C'est logiquement moins problématique pour Leon, armé jusqu'aux dents, et jamais en galère de munitions. Régulièrement assailli par des grappes fournies de créatures, on n'ira pas jusqu'à dire que son chemin est un parcours de santé, mais il est quand même bien plus aisé de se sortir des délicates situations rencontrées, y compris lors des phases d'affrontements de boss. Dont une vieille et méchante connaissance...
Un moteur rutilant
Qu'en est-il de l'armature, le liant qui tient tout ça ? Le moteur du jeu maison, baptisé RE Engine, en a sous le capot, et donne le meilleur de lui-même. Des rues pluvieuses et sales de la ville de départ de Wrenwood, dont l'ambiance n'est pas sans rappeler les plans pluvieux de la ville (anonyme) de Se7en, en passant par l'hôpital de Rhodes Hill et ses horreurs jusqu'à une Raccoon City digne d'un film post-apocalyptique, l'écrin visuel est splendide et fait encore honneur à la licence.

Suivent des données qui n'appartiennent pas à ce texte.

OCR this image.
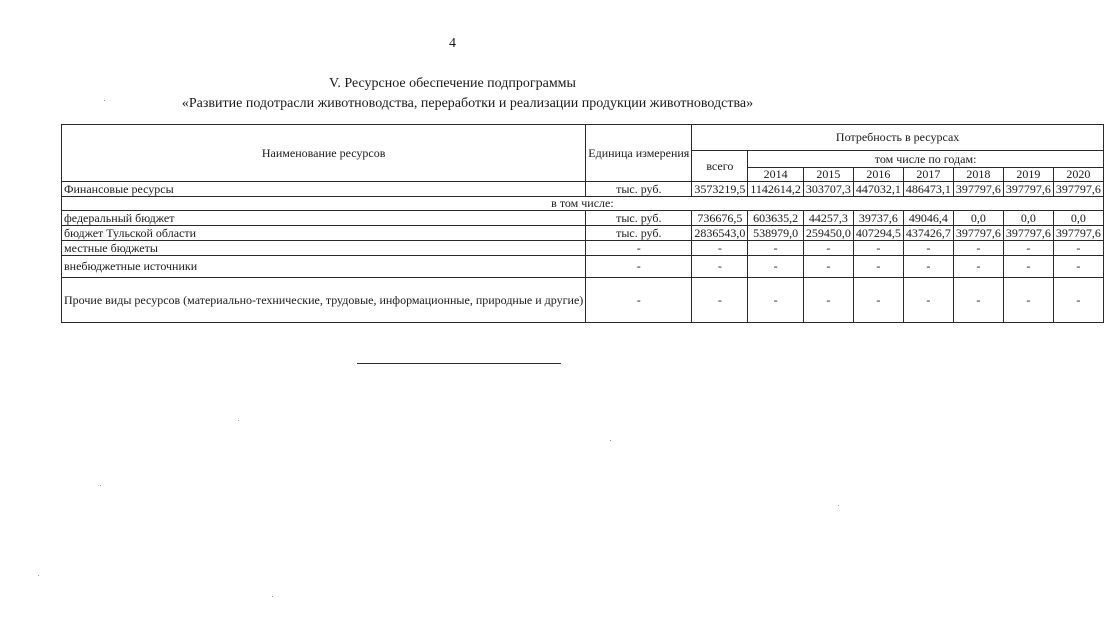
4
V. Ресурсное обеспечение подпрограммы
«Развитие подотрасли животноводства, переработки и реализации продукции животноводства»
Наименование ресурсов	Единица измерения	Потребность в ресурсах							
		всего	том числе по годам:						
			2014	2015	2016	2017	2018	2019	2020
Финансовые ресурсы	тыс. руб.	3573219,5	1142614,2	303707,3	447032,1	486473,1	397797,6	397797,6	397797,6
в том числе:									
федеральный бюджет	тыс. руб.	736676,5	603635,2	44257,3	39737,6	49046,4	0,0	0,0	0,0
бюджет Тульской области	тыс. руб.	2836543,0	538979,0	259450,0	407294,5	437426,7	397797,6	397797,6	397797,6
местные бюджеты	-	-	-	-	-	-	-	-	-
внебюджетные источники	-	-	-	-	-	-	-	-	-
Прочие виды ресурсов (материально-технические, трудовые, информационные, природные и другие)	-	-	-	-	-	-	-	-	-
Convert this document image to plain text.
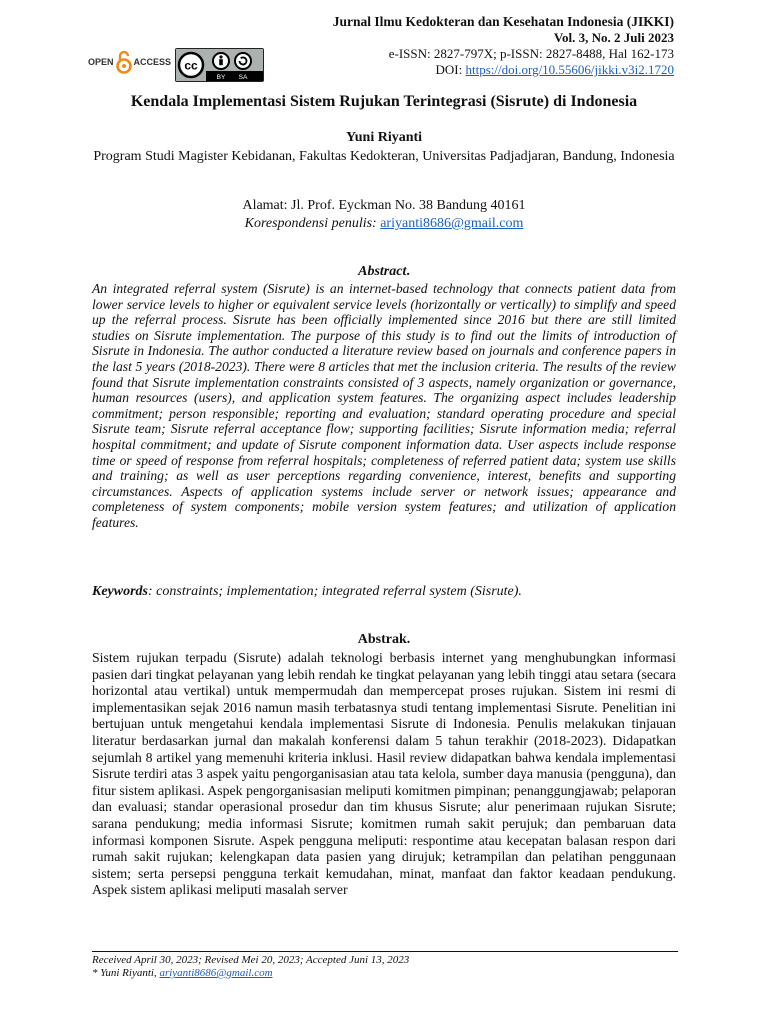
OPEN ACCESS cc
BY SA
Jurnal Ilmu Kedokteran dan Kesehatan Indonesia (JIKKI)
Vol. 3, No. 2 Juli 2023
e-ISSN: 2827-797X; p-ISSN: 2827-8488, Hal 162-173
DOI: https://doi.org/10.55606/jikki.v3i2.1720
Kendala Implementasi Sistem Rujukan Terintegrasi (Sisrute) di Indonesia
Yuni Riyanti
Program Studi Magister Kebidanan, Fakultas Kedokteran, Universitas Padjadjaran, Bandung, Indonesia
Alamat: Jl. Prof. Eyckman No. 38 Bandung 40161
Korespondensi penulis: ariyanti8686@gmail.com
Abstract.
An integrated referral system (Sisrute) is an internet-based technology that connects patient data from lower service levels to higher or equivalent service levels (horizontally or vertically) to simplify and speed up the referral process. Sisrute has been officially implemented since 2016 but there are still limited studies on Sisrute implementation. The purpose of this study is to find out the limits of introduction of Sisrute in Indonesia. The author conducted a literature review based on journals and conference papers in the last 5 years (2018-2023). There were 8 articles that met the inclusion criteria. The results of the review found that Sisrute implementation constraints consisted of 3 aspects, namely organization or governance, human resources (users), and application system features. The organizing aspect includes leadership commitment; person responsible; reporting and evaluation; standard operating procedure and special Sisrute team; Sisrute referral acceptance flow; supporting facilities; Sisrute information media; referral hospital commitment; and update of Sisrute component information data. User aspects include response time or speed of response from referral hospitals; completeness of referred patient data; system use skills and training; as well as user perceptions regarding convenience, interest, benefits and supporting circumstances. Aspects of application systems include server or network issues; appearance and completeness of system components; mobile version system features; and utilization of application features.
Keywords: constraints; implementation; integrated referral system (Sisrute).
Abstrak.
Sistem rujukan terpadu (Sisrute) adalah teknologi berbasis internet yang menghubungkan informasi pasien dari tingkat pelayanan yang lebih rendah ke tingkat pelayanan yang lebih tinggi atau setara (secara horizontal atau vertikal) untuk mempermudah dan mempercepat proses rujukan. Sistem ini resmi di implementasikan sejak 2016 namun masih terbatasnya studi tentang implementasi Sisrute. Penelitian ini bertujuan untuk mengetahui kendala implementasi Sisrute di Indonesia. Penulis melakukan tinjauan literatur berdasarkan jurnal dan makalah konferensi dalam 5 tahun terakhir (2018-2023). Didapatkan sejumlah 8 artikel yang memenuhi kriteria inklusi. Hasil review didapatkan bahwa kendala implementasi Sisrute terdiri atas 3 aspek yaitu pengorganisasian atau tata kelola, sumber daya manusia (pengguna), dan fitur sistem aplikasi. Aspek pengorganisasian meliputi komitmen pimpinan; penanggungjawab; pelaporan dan evaluasi; standar operasional prosedur dan tim khusus Sisrute; alur penerimaan rujukan Sisrute; sarana pendukung; media informasi Sisrute; komitmen rumah sakit perujuk; dan pembaruan data informasi komponen Sisrute. Aspek pengguna meliputi: respontime atau kecepatan balasan respon dari rumah sakit rujukan; kelengkapan data pasien yang dirujuk; ketrampilan dan pelatihan penggunaan sistem; serta persepsi pengguna terkait kemudahan, minat, manfaat dan faktor keadaan pendukung. Aspek sistem aplikasi meliputi masalah server
Received April 30, 2023; Revised Mei 20, 2023; Accepted Juni 13, 2023
* Yuni Riyanti, ariyanti8686@gmail.com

S'il nous avait fallu environ 10h30 pour terminer le précédent volet, on reste à peu près dans les mêmes eaux pour ce Resident Evil Requiem : environ 12h, en prenant notre temps, avec en prime quelques morts violentes à la clé. Une durée qui n'est, évidemment, pas du tout un défaut, bien au contraire : elle reste parfaitement calibrée, et a le bon goût de ne pas tirer à la ligne pour étirer artificiellement l'expérience. Une expérience ramassée et intense donc, que l'on vit manette en main, et un seau de popcorn sur les genoux, pour suivre avec gourmandise une intrigue lorgnant toujours du côté de la série B parfaitement assumée.
Capcom
Tissant habilement toujours un peu plus sa toile de fond désormais largement tentaculaire; se fendant de (petites) nouveautés bienvenues tout en prenant grand soin de ne pas se déraciner de ses origines; généreux sans virer à l'overdose de remplissage de contenus; alternant deux types de gameplay et deux histoires avec une fluidité rarement prise en défaut, ce RE9 est un solide millésime qui fait honneur à l'une des plus grandes licences de la désormais longue histoire du jeu vidéo.
Les fans ne s'y sont d'ailleurs pas trompé, avec 5 millions d'exemplaires déjà vendus pour un jeu officiellement sorti il y a 5 jours à peine. S'il n'est toutefois pas notre préféré, ce Requiem n'est définitivement pas une oraison funèbre pour une licence plus que jamais vivante.